Rep. Derek Kilmer (D-Wash.) called on HASC to continue support for the Navy’s Shipyard Infrastructure Optimization Program (SIOP) during a hearing where non-committee members testified on their defense-related priorities for the next fiscal year.
“The timely execution of SIOP is vital to the Navy’s mission, to the security of the work being done in the shipyards and to our national security. Any delays or shortfalls in SIOP could result in additional aging and damage to the already substandard facilities, utilities, dry docks, equipment and information technology infrastructure at the four public yards,” Kilmer said, noting his district includes the Puget Sound Naval Shipyard at Naval Base Kitsap. “These are investments that need to be made and certainly it seems like a great opportunity to include this in a broader conversation around our infrastructure [plan].”
Rep. Joe Courtney (D-Conn.), chair of the HASC Seapower Subcommittee, noted he’s had discussion with Kilmer on pushing for SIOP to be included in the $2.3 trillion infrastructure package which is currently being negotiated between the Biden administration and Congress.
“To me, there is an opportunity in the infrastructure package to do a major catch-up in terms of a really neglected deterioration in our shipyards,” Courtney said.
Acting Navy Secretary Thomas Harker told lawmakers recently the service would look at accelerating SIOP if additional funds were to become available, citing the infrastructure package as a potential opportunity to push the program forward (Defense Daily, April 30).
“I know there’s been talk by different folks on the Hill about putting that into the infrastructure bill.
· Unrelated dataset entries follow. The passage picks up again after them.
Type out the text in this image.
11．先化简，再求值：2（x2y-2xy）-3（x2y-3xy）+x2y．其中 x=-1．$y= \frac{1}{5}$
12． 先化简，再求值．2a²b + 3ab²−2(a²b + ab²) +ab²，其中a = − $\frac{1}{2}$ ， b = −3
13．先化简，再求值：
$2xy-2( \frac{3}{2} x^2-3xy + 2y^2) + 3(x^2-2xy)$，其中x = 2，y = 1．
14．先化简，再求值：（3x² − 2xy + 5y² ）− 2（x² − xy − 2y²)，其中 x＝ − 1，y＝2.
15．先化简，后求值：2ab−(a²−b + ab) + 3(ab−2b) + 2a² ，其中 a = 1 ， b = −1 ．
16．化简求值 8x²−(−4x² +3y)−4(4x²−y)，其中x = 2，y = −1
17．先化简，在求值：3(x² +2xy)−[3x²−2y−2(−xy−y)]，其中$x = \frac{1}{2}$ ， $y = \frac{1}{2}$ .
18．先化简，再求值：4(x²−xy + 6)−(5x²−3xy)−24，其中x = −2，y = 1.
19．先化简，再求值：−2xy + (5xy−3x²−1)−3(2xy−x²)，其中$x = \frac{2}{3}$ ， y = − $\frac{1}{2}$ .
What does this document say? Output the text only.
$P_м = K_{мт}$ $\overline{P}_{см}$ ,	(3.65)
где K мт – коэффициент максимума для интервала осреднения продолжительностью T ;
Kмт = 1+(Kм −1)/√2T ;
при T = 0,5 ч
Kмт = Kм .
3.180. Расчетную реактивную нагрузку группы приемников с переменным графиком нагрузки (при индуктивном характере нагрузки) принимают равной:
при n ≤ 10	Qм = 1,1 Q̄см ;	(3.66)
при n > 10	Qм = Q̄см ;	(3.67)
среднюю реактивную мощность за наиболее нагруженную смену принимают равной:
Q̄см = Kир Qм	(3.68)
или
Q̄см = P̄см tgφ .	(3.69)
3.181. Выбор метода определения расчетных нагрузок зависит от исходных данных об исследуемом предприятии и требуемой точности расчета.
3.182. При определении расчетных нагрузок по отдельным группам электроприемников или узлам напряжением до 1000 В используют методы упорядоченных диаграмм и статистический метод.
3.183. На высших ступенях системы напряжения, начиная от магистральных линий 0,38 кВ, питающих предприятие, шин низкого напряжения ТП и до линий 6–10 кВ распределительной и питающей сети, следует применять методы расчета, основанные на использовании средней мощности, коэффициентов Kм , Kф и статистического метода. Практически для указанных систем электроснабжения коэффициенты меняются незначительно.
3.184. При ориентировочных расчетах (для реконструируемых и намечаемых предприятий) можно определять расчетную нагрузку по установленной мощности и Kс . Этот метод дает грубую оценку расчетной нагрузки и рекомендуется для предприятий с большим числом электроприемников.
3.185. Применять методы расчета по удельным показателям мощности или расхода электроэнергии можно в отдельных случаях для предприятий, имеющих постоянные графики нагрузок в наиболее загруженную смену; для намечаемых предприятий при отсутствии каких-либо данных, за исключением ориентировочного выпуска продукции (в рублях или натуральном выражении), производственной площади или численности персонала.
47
It’s something that we would appreciate the opportunity to accelerate that program because it is very critical to our success moving forward,” Harker said during a House Appropriations Committee’s Defense subcommittee hearing on April 29.
Kilmer noted when Harker visited the Puget shipyard last week he said the primary dry dock onsite would be “functionally obsolete” by 2034 and unable to handle the next class of aircraft carriers without significant upgrades.
A bipartisan group of lawmakers on April 28 introduced a new bill to provide $25 billion in funds to help recapitalize public and private shipyards supporting the Navy, to include $21 billion for the Navy’s four public shipyards, $2 billion for major private new construction shipyards, and $2 billion for capital equipment improvements to Navy private repair shipyard repair and modernization facilities (Defense Daily, April 28).